A popular method in the ’90s to enhance terminal applications – the practice of creating an appended front-end for older, typically character-based applications – has been around for years. That’s actually a longer time than the web has been around. But since the mid to late ’90s, this practice has largely revolved around putting a graphical representation of an application represented in a browser – a web enabled user interface (UI).
Useful for applying a modern and more functional UI to old applications, it had benefits in not requiring changes to the source or ‘back-end’ application, and is particularly useful when working with mainframe or other host applications that are based on legacy technologies like COBOL. All appended work could be done with modern and popular web technologies.
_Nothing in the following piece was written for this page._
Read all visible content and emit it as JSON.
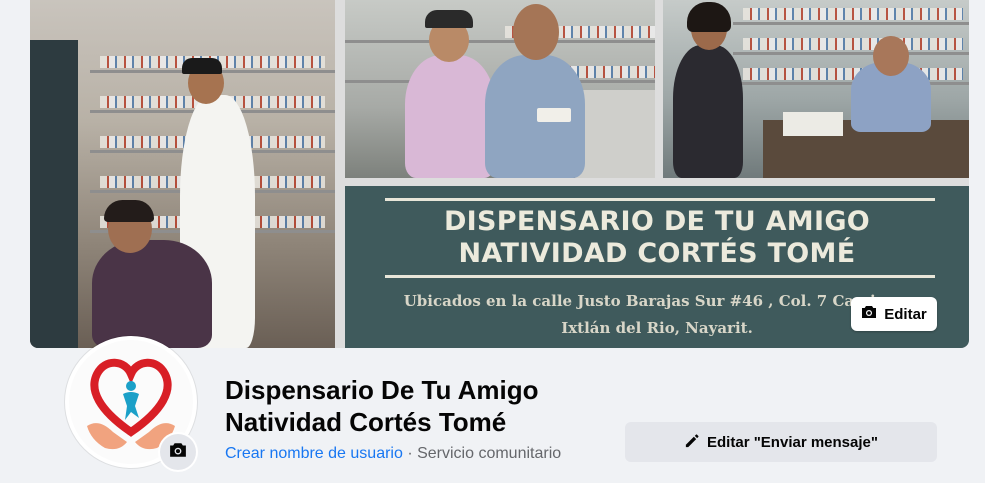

A popular method for many Verastream projects over the years, this allowed old applications an easy route to address changing workflow needs and simplify training requirements and bring them more in line with the productivity capabilities of newer applications.
Though, as the IT world became more services focused (with service-oriented architecture, etc.) as a best-practice for working with enterprise applications, web enablement was pushed to a second-class status. For the last several years, the majority of Verastream legacy modernization projects have been focused on creating services out of legacy applications. I, for one, agreed with this approach as a real SOA has all the benefits of web enablement and more. But now, due to some to the way users work and some big advancements in web technologies, web-enabling applications is experiencing a noticeable resurgence.
One aspect is cloud computing. This ‘cloud’ focus has given rise to the web being a place for applications and not just pages – HTML5 being a game changer for creating really great web centric applications. The other is what we, as users, are willing to use for computing. Ten years ago, the pinnacle of productivity was the desktop (or laptop). Today, it is a mix of smart phones, iPads (tablets), and ‘traditional’ computers. Our current reality is, no operating system nor device is dominant.
So how do you take applications that were written long before this ‘sea-change’ in user behavior came about? It’s simple: front-end the applications with web technologies (the new web technologies that are better than ever) and allow users to access their applications from wherever on whatever they are working from.
When you look at your application and user needs, maybe a web-enablement project is something to consider once again.